A. Seaman: The MSNA story challenged us to create a visual narrative from the data, spotlighting rural urban differences that lend themselves to both maps and images. This mindset has carried over to other projects, prompting us to ask: which story can we mine from our data to give it a human face?

By treating data as interactive visual maps, images, and dynamic charts instead of static tables and graphs, authors re-examine their findings from new angles. This visual approach often uncovers fresh insights, shapes different recommendations, and deepens our understanding of the data.

 

A gif of a grayscale map of Europe with various fixed country points and animated moving blue then red curved lines depicting migration patterns to and from the Ukraine.
Movement trajectories featured in the story, Unsafe returns

Q. How did the mapathon enhance your communication strategies?

A. Tomashchuk: We turned our ArcGIS StoryMaps experience into a lesson-learned session, which shaped the story mapathon’s goals: fostering collaboration, providing expert advice on storytelling and GIS, and working hands-on with real research data.

A. Pomazanna: The story mapathon brought analysts, researchers, and technical staff together sparking discussions about both substance and feasibility. Researchers gained insight into mapping constraints, and GIS colleagues understood the emotional and ethical weight behind the data. The format humanized displacement and return by illustrating their complex, often painful realities.

A. Seaman: Storytelling through maps allows less technical audiences to encounter IMPACT data in a friendly, accessible way. CSOs, NGOs and other organizations can view spatial narratives at a glance, then dive deeper into the data that informs their programming.”

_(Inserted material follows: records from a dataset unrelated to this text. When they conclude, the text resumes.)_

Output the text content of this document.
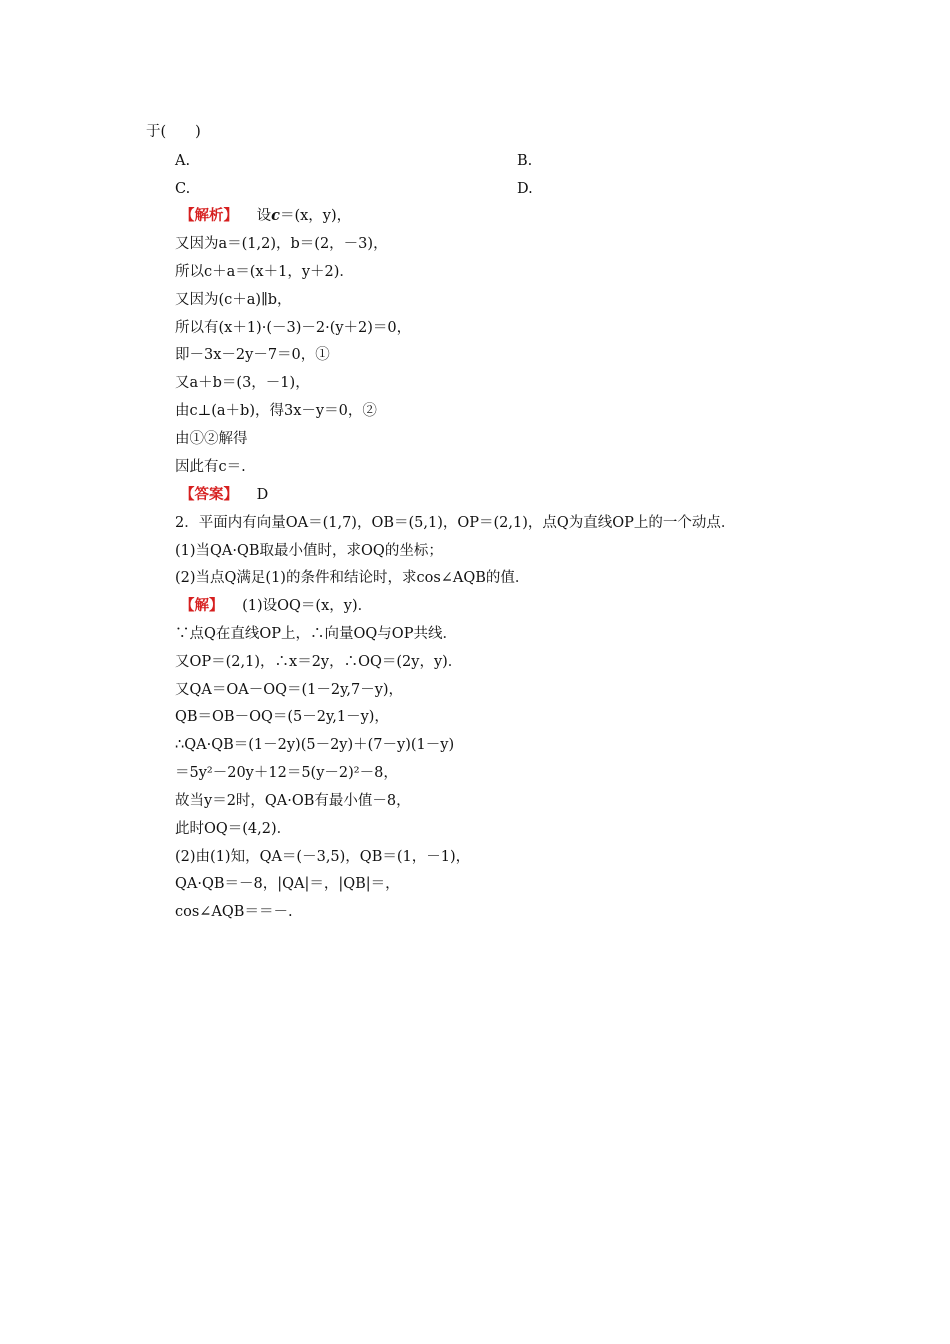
于(　　)
A.	B.
C.	D.
【解析】 设c＝(x，y)，
又因为a＝(1,2)，b＝(2，－3)，
所以c＋a＝(x＋1，y＋2)．
又因为(c＋a)∥b，
所以有(x＋1)·(－3)－2·(y＋2)＝0，
即－3x－2y－7＝0，①
又a＋b＝(3，－1)，
由c⊥(a＋b)，得3x－y＝0，②
由①②解得
因此有c＝.
【答案】 D
2．平面内有向量OA＝(1,7)，OB＝(5,1)，OP＝(2,1)，点Q为直线OP上的一个动点．
(1)当QA·QB取最小值时，求OQ的坐标；
(2)当点Q满足(1)的条件和结论时，求cos∠AQB的值．
【解】 (1)设OQ＝(x，y)．
∵点Q在直线OP上，∴向量OQ与OP共线．
又OP＝(2,1)，∴x＝2y，∴OQ＝(2y，y)．
又QA＝OA－OQ＝(1－2y,7－y)，
QB＝OB－OQ＝(5－2y,1－y)，
∴QA·QB＝(1－2y)(5－2y)＋(7－y)(1－y)
＝5y²－20y＋12＝5(y－2)²－8，
故当y＝2时，QA·OB有最小值－8，
此时OQ＝(4,2)．
(2)由(1)知，QA＝(－3,5)，QB＝(1，－1)，
QA·QB＝－8，|QA|＝，|QB|＝，
cos∠AQB＝＝－.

Two women at a desk seen from behind with a laptop open to ArcGIS StoryMaps and a printout of colorful maps they are paging through
Story mapathon in-person collaboration

Q. What challenges did you face, and how did you overcome them?

A. Tomashchuk: High workloads forced us to postpone the mapathon until each team could participate. We aimed for a rapid, mission-wide rollout, but balancing innovation speed with the need to train everyone was difficult given the scope of work.

Q. How can other organizations replicate your success?

A. Tomashchuk: Invest time, budget, and team resources from the beginning. Carefully choose the project that will best tell the story in the format that will be planned. Don’t be afraid to make mistakes or start over.

Listen to your team and adapt. We had surveys at all stages of the story mapathon. This helped us identify gaps and adapt the strategy and processes based on feedback. Overall, the feedback from the participants was very positive and inspiring.

Conclusion

The IMPACT Ukraine story mapathon proves that innovation thrives where data, storytelling, and cross-functional teamwork intersect. By partnering with the ArcGIS StoryMaps team, IMPACT Initiatives has not only amplified its staff’s ability to craft compelling, map-based stories but also accelerated internal adoption of ArcGIS StoryMaps to drive impact. As you consider your own data storytelling journey, consider a story mapathon to spark rapid uptake of new technologies across your organization.